For the last decade, Max Weinberg has juggled two high-profile drumming gigs, keeping the beat for both Bruce Springsteen’s E Street Band and Conan O’Brien’s talk-show house band. But with the Boss taking the year off (voluntarily) and O’Brien off the air (not so voluntarily), he has found himself with some free time, and has put together a dream project: a swinging big band.

Friday night at the Count Basie Theatre in Red Bank, he paid tribute to heroes of his like drummer Buddy Rich (“the Frank Sinatra and the Picasso of drums,” he said) and Count Basie himself, while also touching, briefly, on the E Street repertoire. Springsteen didn’t show up, but E Street organist Charles Giordano did, to play on a big-band arrangement of Springsteen’s jazziest song: “Kitty’s Back,” the show’s first encore.
In general, though, it’s hard to think of another E Street side project that has represented such a huge departure from the band’s sound.

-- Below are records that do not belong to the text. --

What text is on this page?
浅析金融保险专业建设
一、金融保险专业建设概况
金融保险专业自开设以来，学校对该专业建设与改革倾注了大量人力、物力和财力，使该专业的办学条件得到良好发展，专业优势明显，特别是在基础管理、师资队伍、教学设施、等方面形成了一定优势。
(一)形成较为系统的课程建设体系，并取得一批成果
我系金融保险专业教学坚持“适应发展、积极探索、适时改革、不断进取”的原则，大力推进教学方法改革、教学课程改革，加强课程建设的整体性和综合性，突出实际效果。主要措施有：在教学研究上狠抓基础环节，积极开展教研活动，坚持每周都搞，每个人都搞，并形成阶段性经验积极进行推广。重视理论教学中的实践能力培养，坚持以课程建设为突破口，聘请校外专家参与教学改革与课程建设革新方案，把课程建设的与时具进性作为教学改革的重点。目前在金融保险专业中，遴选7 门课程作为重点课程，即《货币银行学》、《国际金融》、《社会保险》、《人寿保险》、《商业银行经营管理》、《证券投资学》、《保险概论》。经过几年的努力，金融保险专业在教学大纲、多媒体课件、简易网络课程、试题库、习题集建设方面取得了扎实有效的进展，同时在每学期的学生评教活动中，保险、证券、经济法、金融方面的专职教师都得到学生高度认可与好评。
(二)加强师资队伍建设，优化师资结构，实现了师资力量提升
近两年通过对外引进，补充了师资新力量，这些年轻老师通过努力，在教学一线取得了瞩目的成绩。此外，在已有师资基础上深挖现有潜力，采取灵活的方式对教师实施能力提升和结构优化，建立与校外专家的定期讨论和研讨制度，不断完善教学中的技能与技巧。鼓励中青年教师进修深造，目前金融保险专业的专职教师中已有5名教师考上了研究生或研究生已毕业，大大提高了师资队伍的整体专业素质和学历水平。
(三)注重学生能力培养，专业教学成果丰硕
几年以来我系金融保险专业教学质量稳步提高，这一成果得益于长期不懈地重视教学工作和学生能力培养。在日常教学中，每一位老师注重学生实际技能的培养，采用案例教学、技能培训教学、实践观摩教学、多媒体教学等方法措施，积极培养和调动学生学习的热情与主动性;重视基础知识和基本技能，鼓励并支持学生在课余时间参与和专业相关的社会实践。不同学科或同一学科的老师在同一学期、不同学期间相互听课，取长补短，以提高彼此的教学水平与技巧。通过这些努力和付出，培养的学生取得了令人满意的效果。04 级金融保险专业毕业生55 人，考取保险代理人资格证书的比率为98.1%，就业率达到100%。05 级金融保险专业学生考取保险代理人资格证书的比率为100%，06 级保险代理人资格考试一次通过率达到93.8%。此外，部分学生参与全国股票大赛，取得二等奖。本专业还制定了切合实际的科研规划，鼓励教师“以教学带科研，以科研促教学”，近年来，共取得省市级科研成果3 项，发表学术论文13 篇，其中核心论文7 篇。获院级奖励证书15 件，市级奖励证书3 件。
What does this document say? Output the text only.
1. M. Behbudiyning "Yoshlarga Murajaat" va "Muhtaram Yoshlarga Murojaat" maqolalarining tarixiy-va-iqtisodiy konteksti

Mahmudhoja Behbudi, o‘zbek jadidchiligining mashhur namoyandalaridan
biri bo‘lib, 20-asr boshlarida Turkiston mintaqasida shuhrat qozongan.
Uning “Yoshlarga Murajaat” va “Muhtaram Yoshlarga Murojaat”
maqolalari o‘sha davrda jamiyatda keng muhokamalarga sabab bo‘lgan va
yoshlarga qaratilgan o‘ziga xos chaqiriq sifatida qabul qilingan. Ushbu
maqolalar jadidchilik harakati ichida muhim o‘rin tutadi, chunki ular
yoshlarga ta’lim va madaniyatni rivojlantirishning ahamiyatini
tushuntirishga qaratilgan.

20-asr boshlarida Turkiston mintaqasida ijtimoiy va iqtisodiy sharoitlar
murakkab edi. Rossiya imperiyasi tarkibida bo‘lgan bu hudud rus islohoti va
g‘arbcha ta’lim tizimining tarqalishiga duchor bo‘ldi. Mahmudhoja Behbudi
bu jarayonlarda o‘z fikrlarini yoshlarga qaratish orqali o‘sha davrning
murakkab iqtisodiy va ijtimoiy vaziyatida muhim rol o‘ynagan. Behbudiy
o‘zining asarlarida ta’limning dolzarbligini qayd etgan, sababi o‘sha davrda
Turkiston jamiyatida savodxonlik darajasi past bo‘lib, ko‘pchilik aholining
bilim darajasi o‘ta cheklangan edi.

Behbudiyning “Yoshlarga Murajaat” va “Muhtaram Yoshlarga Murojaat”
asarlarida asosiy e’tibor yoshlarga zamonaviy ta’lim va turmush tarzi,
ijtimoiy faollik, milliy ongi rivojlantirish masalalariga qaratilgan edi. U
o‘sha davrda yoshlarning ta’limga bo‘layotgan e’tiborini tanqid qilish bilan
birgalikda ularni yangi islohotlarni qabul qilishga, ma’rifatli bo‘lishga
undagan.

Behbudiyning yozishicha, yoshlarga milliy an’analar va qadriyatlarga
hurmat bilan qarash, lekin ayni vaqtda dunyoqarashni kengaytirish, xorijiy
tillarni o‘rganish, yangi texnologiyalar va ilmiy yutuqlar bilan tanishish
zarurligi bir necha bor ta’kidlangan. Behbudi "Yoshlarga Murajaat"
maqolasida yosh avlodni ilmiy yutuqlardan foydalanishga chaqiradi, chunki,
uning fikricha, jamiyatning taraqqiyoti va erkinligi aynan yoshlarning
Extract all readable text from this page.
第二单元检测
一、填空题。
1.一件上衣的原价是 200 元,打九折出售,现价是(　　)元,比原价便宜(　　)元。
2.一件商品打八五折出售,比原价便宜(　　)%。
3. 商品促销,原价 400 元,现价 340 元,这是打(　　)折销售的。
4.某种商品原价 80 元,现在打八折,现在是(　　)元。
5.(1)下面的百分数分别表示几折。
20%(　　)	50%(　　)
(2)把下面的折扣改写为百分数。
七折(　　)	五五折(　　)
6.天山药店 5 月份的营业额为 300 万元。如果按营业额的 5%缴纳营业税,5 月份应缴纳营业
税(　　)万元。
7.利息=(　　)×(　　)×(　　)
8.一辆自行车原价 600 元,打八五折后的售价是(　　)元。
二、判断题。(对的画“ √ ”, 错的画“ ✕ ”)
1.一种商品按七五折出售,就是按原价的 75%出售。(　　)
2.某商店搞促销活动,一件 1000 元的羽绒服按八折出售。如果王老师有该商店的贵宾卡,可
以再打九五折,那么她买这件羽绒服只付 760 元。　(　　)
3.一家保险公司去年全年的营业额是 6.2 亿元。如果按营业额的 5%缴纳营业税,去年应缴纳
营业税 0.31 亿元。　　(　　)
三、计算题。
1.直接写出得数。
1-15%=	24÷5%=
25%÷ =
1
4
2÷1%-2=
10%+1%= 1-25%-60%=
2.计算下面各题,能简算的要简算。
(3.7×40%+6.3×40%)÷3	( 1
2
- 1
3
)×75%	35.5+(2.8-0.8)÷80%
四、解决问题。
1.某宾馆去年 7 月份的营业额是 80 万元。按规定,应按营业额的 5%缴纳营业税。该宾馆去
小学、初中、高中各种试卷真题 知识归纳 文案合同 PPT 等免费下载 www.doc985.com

The Max Weinberg Big Band — “Max Weinberg’s big, very expensive band,” the leader joked — is a 15-piece group with five saxophonists, four trumpeters, three trombonists, a pianist and a stand-up bassist, and no vocalist.

They drew, largely, from the Basie, Rich and Sinatra songbooks, with the horn players — wearing matching suits and positioned behind matching music stands decorated with the Max Weinberg Big Band logo — taking virtuosic solos. Weinberg was, as usual, a powerful, driving force, and spoke earnestly about the music between numbers. He confessed that it was “unnerving,” for instance, to attempt Rich’s parts on “Parthenia.”

For an E Street fanatic, this tour represents a great opportunity to hear one of the band’s core members do his own thing, and do it so well. But casual Springsteen followers who don’t happen to have an interest in big-band music might not be particularly enthusiastic.

Weinberg and some of his big band members, at the Count Basie Theatre in Red Bank, Friday night.
Weinberg did, though, reach out to rock fans with a medley of Beatles songs, arranged by Chico Hamilton for Count Basie’s band. It started with “Help!”, then segued to “Do You Want To Know a Secret” and “Kansas City,” the R&B hit that the Beatles covered.

For the second and final encore of the show — which was a benefit for the Joan Dancy and PALS (People With ALS) Foundation, and the Count Basie Theatre Foundation — Weinberg shook things up even more with a song he said he always wanted to play but never did: “I Want Candy,” the bouncy 1965 Strangeloves hit that later was covered by new-wave pop group Bow Wow Wow.

The keyboardist and bassist came out from behind their instruments to pound bass drums, helping Weinberg keep the song’s primal, Bo Diddley beat. Most of the hornmen played snare drums mounted on their stands, and the trumpeters sang (it was more of a rough-edged chant, really).

After a while, the saxophonists and trombonists (playing their primary instruments instead of the drums) and the singing trumpeters paraded through the theater’s aisles, adding a fun, almost giddy cap to an otherwise sober night of music.